Rabbimiz, ebedi saadete kavuşmamızı istiyor...
18/07/2019 Perşembe Köşe yazarı S.A
Yaptığımız ibadetlerin karşılığını bize verilen nimetlerle, peşin olarak
almış bulunmaktayız. Rabbimiz, buna rağmen sevaplarımızı en az bire on ve daha
fazla veriyor...
Peygamber efendimiz (sallallahü aleyhi ve sellem) bir hadis-i kudside
Rabbimizin bizi annemizden daha çok sevdiğini bildirmektedir. Süfyan-ı Sevri "rahimehullah" genç
bir hastayı ziyarete gider. Artık son demlerini yaşamaktadır. Annesi ve
babası baş ucunda ağlıyorlar. Süfyan hazretleri onlara der ki:
"Hiç ağlamayın. Oğlunuz öyle birinin huzuruna gidiyor ki, ona
ikinizden daha çok şefkatlidir..."
Rabbimizin, bizi çok sevdiğinin sayılamayacak kadar alametleri vardır.

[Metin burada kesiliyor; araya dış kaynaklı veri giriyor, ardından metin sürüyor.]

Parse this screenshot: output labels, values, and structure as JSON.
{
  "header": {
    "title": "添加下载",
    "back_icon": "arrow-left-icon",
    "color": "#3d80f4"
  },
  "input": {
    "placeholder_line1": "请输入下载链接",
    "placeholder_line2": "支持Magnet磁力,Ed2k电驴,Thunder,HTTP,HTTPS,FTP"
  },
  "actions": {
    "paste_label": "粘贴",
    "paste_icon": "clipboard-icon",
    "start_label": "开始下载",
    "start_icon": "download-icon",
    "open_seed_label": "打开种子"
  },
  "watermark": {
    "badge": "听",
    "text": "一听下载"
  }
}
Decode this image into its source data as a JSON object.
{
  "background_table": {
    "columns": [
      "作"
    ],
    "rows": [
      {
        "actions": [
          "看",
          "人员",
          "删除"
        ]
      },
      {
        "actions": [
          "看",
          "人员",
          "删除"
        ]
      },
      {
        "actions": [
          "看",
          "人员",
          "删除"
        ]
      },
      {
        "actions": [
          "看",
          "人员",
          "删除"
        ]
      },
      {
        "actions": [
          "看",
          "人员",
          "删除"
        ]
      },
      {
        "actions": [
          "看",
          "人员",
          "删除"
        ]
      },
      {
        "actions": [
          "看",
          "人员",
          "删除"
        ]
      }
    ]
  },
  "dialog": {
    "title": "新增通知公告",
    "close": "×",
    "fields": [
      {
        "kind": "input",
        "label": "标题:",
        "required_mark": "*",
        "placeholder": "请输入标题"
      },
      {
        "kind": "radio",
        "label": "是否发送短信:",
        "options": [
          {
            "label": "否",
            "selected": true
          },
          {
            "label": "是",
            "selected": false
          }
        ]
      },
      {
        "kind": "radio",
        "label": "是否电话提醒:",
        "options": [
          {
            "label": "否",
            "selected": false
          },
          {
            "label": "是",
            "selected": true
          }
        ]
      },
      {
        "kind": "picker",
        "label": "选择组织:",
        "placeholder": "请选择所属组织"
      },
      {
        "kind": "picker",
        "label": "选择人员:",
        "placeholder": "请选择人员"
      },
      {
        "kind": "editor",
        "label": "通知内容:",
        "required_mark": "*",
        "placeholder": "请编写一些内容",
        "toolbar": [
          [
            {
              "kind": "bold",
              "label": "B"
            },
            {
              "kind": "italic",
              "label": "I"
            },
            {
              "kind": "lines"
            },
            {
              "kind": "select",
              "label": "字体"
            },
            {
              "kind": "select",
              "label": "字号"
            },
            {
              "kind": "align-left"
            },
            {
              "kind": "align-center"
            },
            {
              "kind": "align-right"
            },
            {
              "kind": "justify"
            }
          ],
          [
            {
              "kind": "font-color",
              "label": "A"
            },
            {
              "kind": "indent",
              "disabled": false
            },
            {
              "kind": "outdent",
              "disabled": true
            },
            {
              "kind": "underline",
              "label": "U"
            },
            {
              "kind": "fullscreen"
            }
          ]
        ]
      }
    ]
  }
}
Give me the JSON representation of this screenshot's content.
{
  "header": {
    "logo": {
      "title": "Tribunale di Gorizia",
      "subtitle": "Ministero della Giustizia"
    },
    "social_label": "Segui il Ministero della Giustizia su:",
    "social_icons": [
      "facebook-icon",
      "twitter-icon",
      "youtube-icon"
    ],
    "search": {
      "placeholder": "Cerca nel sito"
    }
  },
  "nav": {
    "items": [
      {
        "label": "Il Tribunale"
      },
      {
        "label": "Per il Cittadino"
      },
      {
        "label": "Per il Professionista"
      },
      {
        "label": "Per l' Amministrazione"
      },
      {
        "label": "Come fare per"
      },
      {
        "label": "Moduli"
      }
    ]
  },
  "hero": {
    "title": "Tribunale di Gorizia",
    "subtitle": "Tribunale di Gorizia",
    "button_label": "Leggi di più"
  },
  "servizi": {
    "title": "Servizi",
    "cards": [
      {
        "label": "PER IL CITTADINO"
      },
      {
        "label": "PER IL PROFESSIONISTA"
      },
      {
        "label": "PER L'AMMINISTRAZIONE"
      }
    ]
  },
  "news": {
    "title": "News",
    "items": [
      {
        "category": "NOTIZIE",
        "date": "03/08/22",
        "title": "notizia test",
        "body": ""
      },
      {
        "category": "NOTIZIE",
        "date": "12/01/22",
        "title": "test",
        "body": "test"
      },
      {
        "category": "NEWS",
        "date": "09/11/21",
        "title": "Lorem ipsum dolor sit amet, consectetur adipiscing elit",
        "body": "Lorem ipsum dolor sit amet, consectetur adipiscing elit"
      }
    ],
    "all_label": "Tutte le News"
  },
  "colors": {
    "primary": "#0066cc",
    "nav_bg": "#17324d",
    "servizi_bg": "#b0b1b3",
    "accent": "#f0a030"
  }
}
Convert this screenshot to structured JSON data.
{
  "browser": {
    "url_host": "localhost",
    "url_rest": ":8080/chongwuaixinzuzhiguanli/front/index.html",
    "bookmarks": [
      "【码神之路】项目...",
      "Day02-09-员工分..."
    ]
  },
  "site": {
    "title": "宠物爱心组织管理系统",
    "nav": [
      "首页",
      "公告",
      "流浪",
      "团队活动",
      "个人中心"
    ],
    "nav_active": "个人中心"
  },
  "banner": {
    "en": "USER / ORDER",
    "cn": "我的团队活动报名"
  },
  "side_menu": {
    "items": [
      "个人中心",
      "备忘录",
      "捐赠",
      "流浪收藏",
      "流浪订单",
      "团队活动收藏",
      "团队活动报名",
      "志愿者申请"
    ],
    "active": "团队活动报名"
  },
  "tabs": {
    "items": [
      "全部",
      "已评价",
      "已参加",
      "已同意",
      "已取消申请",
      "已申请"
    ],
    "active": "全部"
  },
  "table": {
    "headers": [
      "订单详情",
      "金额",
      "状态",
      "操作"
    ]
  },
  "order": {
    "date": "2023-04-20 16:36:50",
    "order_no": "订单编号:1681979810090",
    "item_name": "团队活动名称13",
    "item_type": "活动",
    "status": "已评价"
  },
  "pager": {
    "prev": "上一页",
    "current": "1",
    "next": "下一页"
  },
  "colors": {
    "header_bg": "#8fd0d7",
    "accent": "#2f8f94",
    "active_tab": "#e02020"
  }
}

1- Bizi yarattı... Yaratmayabilirdi. Yaratmasaydı hiç kimse bizim niçin
yaratılmadığımızın hesabını soramazdı.
2- İnsan olarak yarattı. Dileseydi hayvan olarak, böcek olarak, akrep ve
yılan olarak da yaratabilirdi... İnsan, yaratılmışların en kıymetlisidir.
Yerde ve gökte ne varsa hepsi bize hizmet ediyorlar.
Ağaçlar, bizim için çiçek açıyor, meyve veriyor, çamurlu su içtikleri halde
bize bu kadar tatlı ve güzel meyveler hediye ediyorlar. Hayvanlar, bizim
için otluyor, et ve süt meydana geliyor bize ikram ediyorlar. Zehirli bir
böcekten bizlere bal gibi tatlı ve şifalı bir gıdayı yediriyor...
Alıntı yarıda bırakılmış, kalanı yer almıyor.